Dissertation/Thesis Abstract

Statistical methods for high-dimensional data analysis
by Gupta, Abhishek, Ph.D., University of Pennsylvania, 2008, 96; 3346226
Abstract (Summary)

High-dimensional data are becoming increasingly pervasive, and bring new problems and opportunities for data analysis. This thesis develops methods for both supervised and unsupervised learning of high-dimensional data. The first topic we focus on is unsupervised metric learning in the context of clustering. We propose the criterion blur ratio, minimizing which yields a transformation (distance metric) that gives well separated and predictable clusters. For minimization we propose an iterative procedure, Clustering Predictions of Cluster Membership (CPCM), which alternately predicts cluster memberships and clusters these predictions. With linear regression and k-means, this algorithm is guaranteed to converge to a fixed point. The resulting clusters are invariant to linear transformations of original features, and tend to eliminate noise features by driving their weights to zero. Building on CPCM, we propose a method to perform orthogonal clustering. This is the unsupervised analog of faceted classification, a flexible way of organizing information based on multiple independent labelings (facets). Our aim is to generating such facets automatically. With increasingly high-dimensional data, there is more reason and demand for automated faceting. We propose CPCM-orth to achieve this. The resulting clusters inherit properties of CPCM, namely invariance to linear transformations and tend to eliminate noise features by driving their weights to zero. We observe that orthogonal clustering provides a list of clusterings for the user to choose from. Also, orthogonalizing with respect to "extraneous" clusterings leads to improved performance for single labeling as compared to traditional clustering algorithms. The third algorithm we propose is a step-wise version of Lasso.

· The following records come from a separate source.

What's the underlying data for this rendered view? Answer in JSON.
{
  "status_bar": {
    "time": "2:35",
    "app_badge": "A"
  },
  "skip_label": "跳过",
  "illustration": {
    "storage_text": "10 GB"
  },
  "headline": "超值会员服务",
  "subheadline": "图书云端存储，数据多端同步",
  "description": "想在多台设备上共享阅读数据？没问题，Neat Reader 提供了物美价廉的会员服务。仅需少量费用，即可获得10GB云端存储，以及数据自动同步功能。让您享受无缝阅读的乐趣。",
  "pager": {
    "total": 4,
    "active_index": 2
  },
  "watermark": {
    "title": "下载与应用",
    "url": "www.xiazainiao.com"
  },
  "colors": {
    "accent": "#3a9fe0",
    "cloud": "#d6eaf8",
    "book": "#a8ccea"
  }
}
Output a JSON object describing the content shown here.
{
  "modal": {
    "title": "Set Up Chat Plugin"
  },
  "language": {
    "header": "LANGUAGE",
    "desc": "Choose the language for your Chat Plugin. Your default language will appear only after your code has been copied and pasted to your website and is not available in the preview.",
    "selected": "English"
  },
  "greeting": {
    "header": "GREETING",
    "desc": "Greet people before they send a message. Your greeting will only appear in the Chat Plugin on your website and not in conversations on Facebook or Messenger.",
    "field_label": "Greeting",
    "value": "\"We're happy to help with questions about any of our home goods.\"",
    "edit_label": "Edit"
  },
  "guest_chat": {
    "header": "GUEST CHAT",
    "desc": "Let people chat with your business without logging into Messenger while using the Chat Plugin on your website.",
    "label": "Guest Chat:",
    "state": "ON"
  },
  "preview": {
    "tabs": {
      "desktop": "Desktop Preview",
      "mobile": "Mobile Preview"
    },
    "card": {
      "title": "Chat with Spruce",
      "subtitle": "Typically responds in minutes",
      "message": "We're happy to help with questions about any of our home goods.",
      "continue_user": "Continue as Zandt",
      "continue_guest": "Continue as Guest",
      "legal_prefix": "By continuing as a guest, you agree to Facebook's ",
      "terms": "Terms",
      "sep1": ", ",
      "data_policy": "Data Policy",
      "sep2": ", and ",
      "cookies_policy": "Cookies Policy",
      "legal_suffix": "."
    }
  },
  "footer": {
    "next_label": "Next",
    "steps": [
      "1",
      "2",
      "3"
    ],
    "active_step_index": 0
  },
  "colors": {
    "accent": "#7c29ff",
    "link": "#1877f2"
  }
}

Lasso can be solved efficiently using convex optimization and leads to sparse and shrunk coefficient vectors. On the flip side, Lasso is known to have problems in the correlated setting, and the prediction optimal parameter selection for regularization often leads to a model with large number of noise variables. We propose an algorithm called stepwise Lasso which uses the Lasso for variable selection in a stepwise fashion. A bonferroni threshold and Gram-Schmidt orthogonalization of the predicted vector at every step form the core of this algorithm. Numerical results demonstrate that stepwise Lasso produces models which are sparse yet competitive in their predictive ability.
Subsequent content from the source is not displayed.